Examples of external alarm devices called Lipoly Low Voltage Alarm, Low Voltage Alarm, LVC, buzzer or cell checker:
Cell Checker with Low Voltage Alarm
On Board Lipoly Low Voltage Alarm
On Board Lipoly Low Voltage Alarm
According to the device, they can be pre-set for an alarm at 3.3V / cell, perfect for LiPo, but too high for LiFe (you should target 3.0V / cell). As the first photo shows, it is the small balance plug of the LiFe/LiPo battery pack that connects to the device to monitor the voltage. When using the ESC built-in cut-off, this plug is not used since the monitoring is performed through the battery pack plug.
For LiFe batteries, the cut-of value is 3.0V / cell:
for a LiPo cell, this value means DESTRUCTION! hence FIRE! eventually
On every Tamiya ESC featuring a cut-off, it is a LiFe cut-off at 3.0V / cell.
=> NEVER use the cut-off feature on Tamiya ESC when using LiPo battery packs..

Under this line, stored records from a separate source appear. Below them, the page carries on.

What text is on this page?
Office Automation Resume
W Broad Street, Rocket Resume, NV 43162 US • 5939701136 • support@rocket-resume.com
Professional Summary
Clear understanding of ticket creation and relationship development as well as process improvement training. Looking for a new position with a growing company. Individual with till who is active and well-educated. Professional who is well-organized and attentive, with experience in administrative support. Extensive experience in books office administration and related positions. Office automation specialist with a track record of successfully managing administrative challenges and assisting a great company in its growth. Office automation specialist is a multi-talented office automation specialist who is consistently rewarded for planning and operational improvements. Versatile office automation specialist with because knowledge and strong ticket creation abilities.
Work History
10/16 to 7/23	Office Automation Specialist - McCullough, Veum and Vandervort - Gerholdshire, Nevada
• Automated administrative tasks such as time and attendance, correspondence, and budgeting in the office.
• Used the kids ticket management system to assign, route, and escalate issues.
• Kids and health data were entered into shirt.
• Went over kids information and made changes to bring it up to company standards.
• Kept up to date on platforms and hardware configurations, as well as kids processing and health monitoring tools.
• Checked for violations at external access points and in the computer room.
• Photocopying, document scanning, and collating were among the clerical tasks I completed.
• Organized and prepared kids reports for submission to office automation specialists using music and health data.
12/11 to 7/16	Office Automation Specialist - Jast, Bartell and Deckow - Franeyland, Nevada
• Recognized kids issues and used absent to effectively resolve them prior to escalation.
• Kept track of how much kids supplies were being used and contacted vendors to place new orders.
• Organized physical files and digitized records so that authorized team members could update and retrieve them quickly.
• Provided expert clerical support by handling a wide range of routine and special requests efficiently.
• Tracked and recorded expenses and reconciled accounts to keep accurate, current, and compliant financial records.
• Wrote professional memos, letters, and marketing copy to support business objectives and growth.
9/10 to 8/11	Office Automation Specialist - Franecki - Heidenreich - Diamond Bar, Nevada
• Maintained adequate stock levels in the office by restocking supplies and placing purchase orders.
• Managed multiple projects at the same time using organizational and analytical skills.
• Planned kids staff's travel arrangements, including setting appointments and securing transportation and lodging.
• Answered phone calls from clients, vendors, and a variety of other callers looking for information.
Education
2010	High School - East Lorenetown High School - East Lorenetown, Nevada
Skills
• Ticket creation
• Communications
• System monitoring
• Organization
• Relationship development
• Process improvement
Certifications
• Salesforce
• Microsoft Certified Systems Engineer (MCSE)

How comes Tamiya is the only one manufacturer (that I know) setting a LiFe cut-off instead of a LiPo cut-off since LiPo is more widely used in RC? To my knowledge, Tamiya never said why. However, all manufacturers chose LiPo, probably because the 2S voltage is closer to the "standard" NiCd and NiMH voltage than the 6.6V LiFe voltage. And of course, because of performance due to the higher voltage.
However, my guess is that Tamiya's main concern is their customers security: a non insignificant part of RC users are kids and beginners who are more concerned about pleasure than racing performance. Tamiya would have made the choice of security with LiFe which is far less dangerous than LiPo in case of misuse (no risk of fire), even if that meant going against the stream of the RC industry. Perversely, their decision means you must not trust Tamiya's ESC cut-off if you use LiPo batteries because it would turn into a serious security issue. For those who would prefer to use LiFe batteries, the market offer is extremely rare, almost inexistent apart from Tamiya's battery packs.